Perchloromethyl mercaptan is corrosive to most metals. It reacts with iron, evolving carbon tetrachloride. Perchloromethyl mercaptan is oxidized by nitric acid to trichloromethanesulfonyl chloride (Cl3C\sS(=O)2\sCl), a white solid.

==Toxicity==

| Animal | Oral | Inhalation | Intraperitoneal | Intravenous | Skin | Eyes |
|---|---|---|---|---|---|---|
| Rat | 82.6 mg/kg | 11 ppm/1h | 25 mg/kg |  |  |  |
| Mouse | 40 mg/kg | 296 g/m^{3}/2h | 10 mg/kg | 56 mg/kg |  |  |
| Rabbit |  |  |  |  | 1410 mg/kg |  |
| Guinea Pig |  |  |  |  | 500 μL/kg | 50 μg/24h |

When it is heated or in a fire, it will emit toxic and corrosive gases. It is also very toxic by inhalation or skin absorption.

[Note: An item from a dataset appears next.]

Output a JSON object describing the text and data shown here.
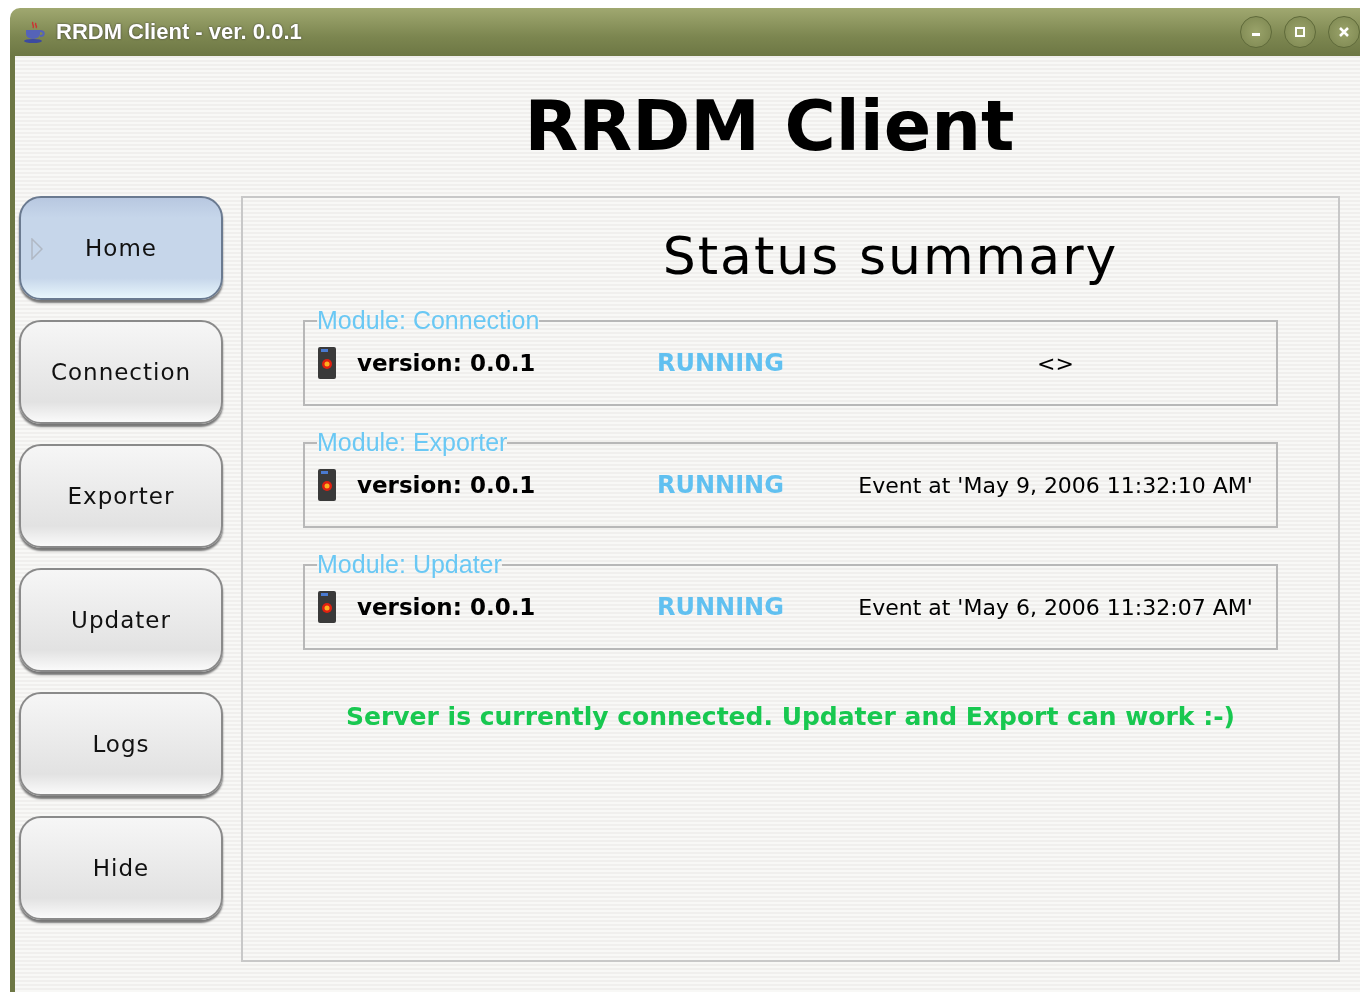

At least two mechanisms could account for the toxicity of perchloromethyl mercaptan, as hypothesized by Althoff (1973). The first mechanism is a reaction between perchloromethyl mercaptan and biological functional groups such as hydroxyl, sulfhydryl, amino and carboxyl groups. This results in an inactivation of key enzymes. A second general pathway reaction is the hydrolysis to give hydrochloric acid.